Why not become a C corp?

While there are lots of positives for larger companies to be organized as C corporations, it comes with a bit of a whammy for smaller businesses. Income from a C corp is taxed twice -- once at the corporate level (21%) and again when income is distributed to owners.

Sole proprietorships, partnerships, and S-corporations are what's called pass-through businesses. That means the owners of the business pay income taxes (once) on whatever income passes through their company. A cut to the corporate tax rate does nothing for small businesses, but it does put more cash in the hands of the big businesses they compete with.

It's Not that Simple

Congress didn't entirely ignore the needs of small businesses. The TCJA includes a provision that allows for a 20% off-the-top deduction of pass-through income. That sounds easy, but it's not that simple, according to Knapp.

The tax cut for small business pass-through income is a hard-to-understand, convoluted mess that CPAs will be trying to figure out for their clients for months, maybe even years, to come. Instead of a large, straight reduction of tax rates on income, the law offers a meager tax cut via a complex formula. Pass-through income will have 20% excluded from taxation but with stipulations for which small businesses qualify and for how much, depending on W2 wages paid.

Basically, the new rules certainly will be good for one type of small business -- accountants. The value to others -- specifically, actual small companies employing one or a handful of people -- is very much in doubt due to complicated formulas and exceptions.

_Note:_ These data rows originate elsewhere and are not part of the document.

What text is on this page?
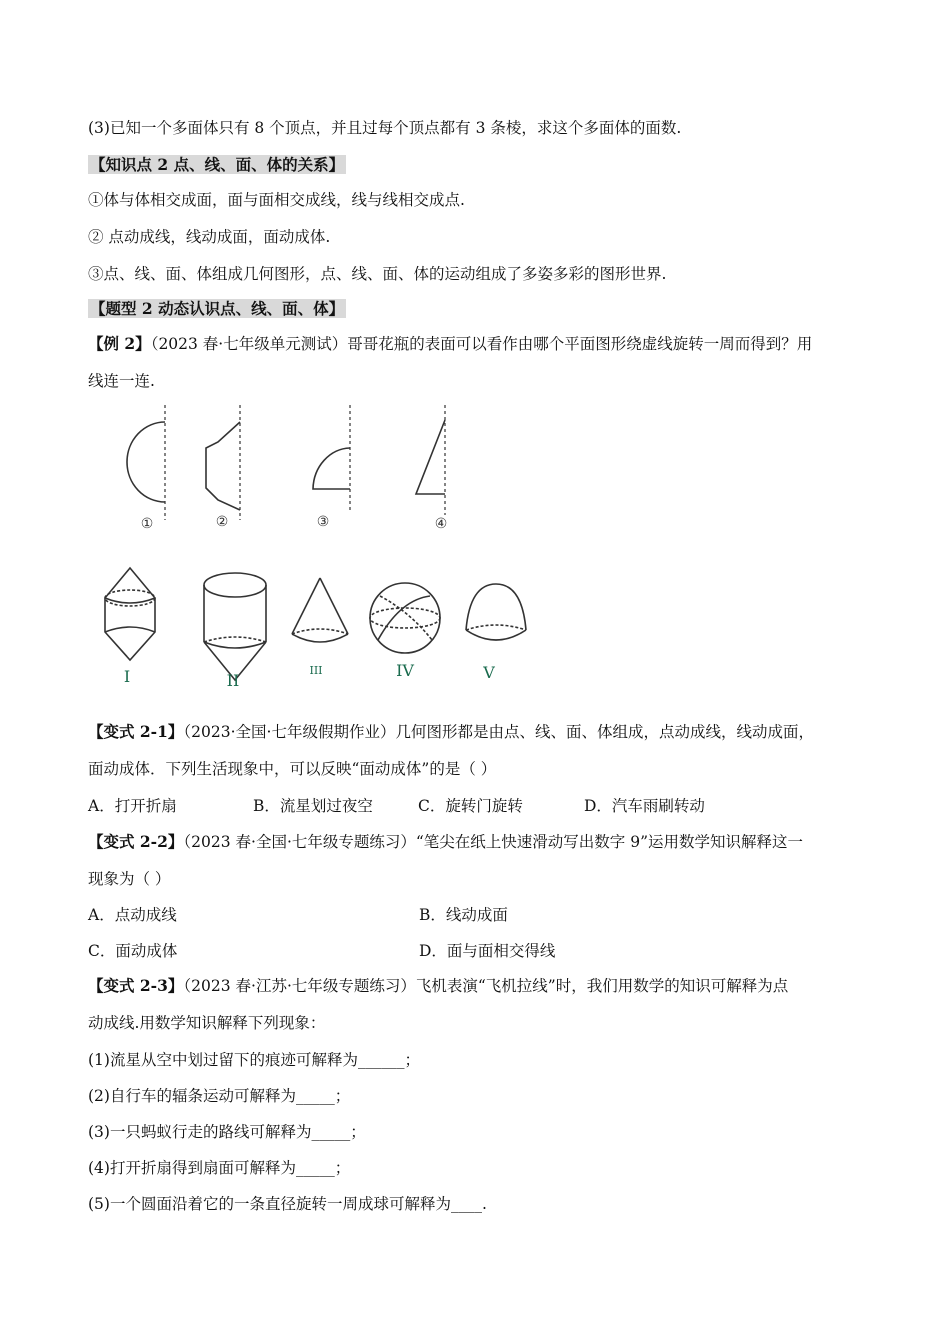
(3)已知一个多面体只有 8 个顶点，并且过每个顶点都有 3 条棱，求这个多面体的面数.
【知识点 2 点、线、面、体的关系】
①体与体相交成面，面与面相交成线，线与线相交成点.
② 点动成线，线动成面，面动成体.
③点、线、面、体组成几何图形，点、线、面、体的运动组成了多姿多彩的图形世界.
【题型 2 动态认识点、线、面、体】
【例 2】（2023 春·七年级单元测试）哥哥花瓶的表面可以看作由哪个平面图形绕虚线旋转一周而得到？用
线连一连.
①	②	③	④
I	II
III	IV	V
【变式 2-1】（2023·全国·七年级假期作业）几何图形都是由点、线、面、体组成，点动成线，线动成面，
面动成体．下列生活现象中，可以反映“面动成体”的是（ ）
A．打开折扇	B．流星划过夜空	C．旋转门旋转	D．汽车雨刷转动
【变式 2-2】（2023 春·全国·七年级专题练习）“笔尖在纸上快速滑动写出数字 9”运用数学知识解释这一
现象为（ ）
A．点动成线	B．线动成面
C．面动成体	D．面与面相交得线
【变式 2-3】（2023 春·江苏·七年级专题练习）飞机表演“飞机拉线”时，我们用数学的知识可解释为点
动成线.用数学知识解释下列现象：
(1)流星从空中划过留下的痕迹可解释为______；
(2)自行车的辐条运动可解释为_____；
(3)一只蚂蚁行走的路线可解释为_____；
(4)打开折扇得到扇面可解释为_____；
(5)一个圆面沿着它的一条直径旋转一周成球可解释为____.
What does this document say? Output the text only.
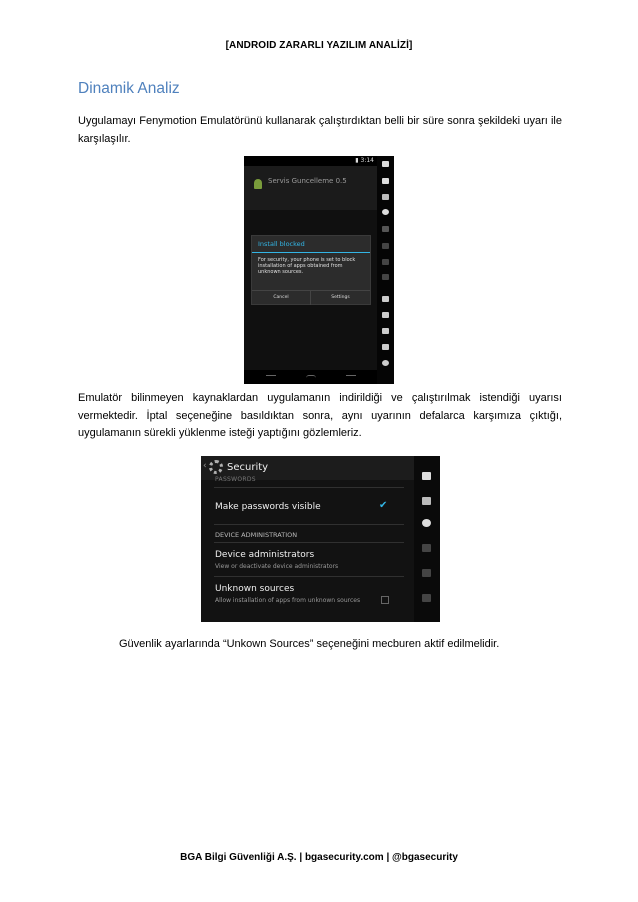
[ANDROID ZARARLI YAZILIM ANALİZİ]
Dinamik Analiz

Uygulamayı Fenymotion Emulatörünü kullanarak çalıştırdıktan belli bir süre sonra şekildeki uyarı ile karşılaşılır.

▮ 3:14
Servis Guncelleme 0.5
Install blocked
For security, your phone is set to block installation of apps obtained from unknown sources.
Cancel	Settings

Emulatör bilinmeyen kaynaklardan uygulamanın indirildiği ve çalıştırılmak istendiği uyarısı vermektedir. İptal seçeneğine basıldıktan sonra, aynı uyarının defalarca karşımıza çıktığı, uygulamanın sürekli yüklenme isteği yaptığını gözlemleriz.

‹ Security
PASSWORDS
Make passwords visible	✔
DEVICE ADMINISTRATION
Device administrators
View or deactivate device administrators
Unknown sources
Allow installation of apps from unknown sources

Güvenlik ayarlarında “Unkown Sources” seçeneğini mecburen aktif edilmelidir.

BGA Bilgi Güvenliği A.Ş. | bgasecurity.com | @bgasecurity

To make matters worse, the changes expire in 2025. That means that even if a small business benefits from the changes, those benefits will expire, while the tax change for C corporations is permanent.

It's About Competition

While you could argue that the tax code changes are either neutral or slightly beneficial for small business, in reality, many will be hurt by them -- at least indirectly. Larger corporations will have more cash on hand, and while much of that will go to owners through dividends or share-buyback programs, some of it will be invested.

Bigger companies with more money to spend is bad news for small businesses. They could be hurt as larger competitors invest in infrastructure, people, or less-direct ways, like putting a pool table in the break room or offering high-end free coffee.

The reason there hasn't been a major outcry over the new tax code by small businesses is because its negatives aren't that obvious. Basically, the TCJA makes the rich richer by lowering taxes on C corporations, and that's going to hurt a lot of small businesses, even if they don't realize what's happening.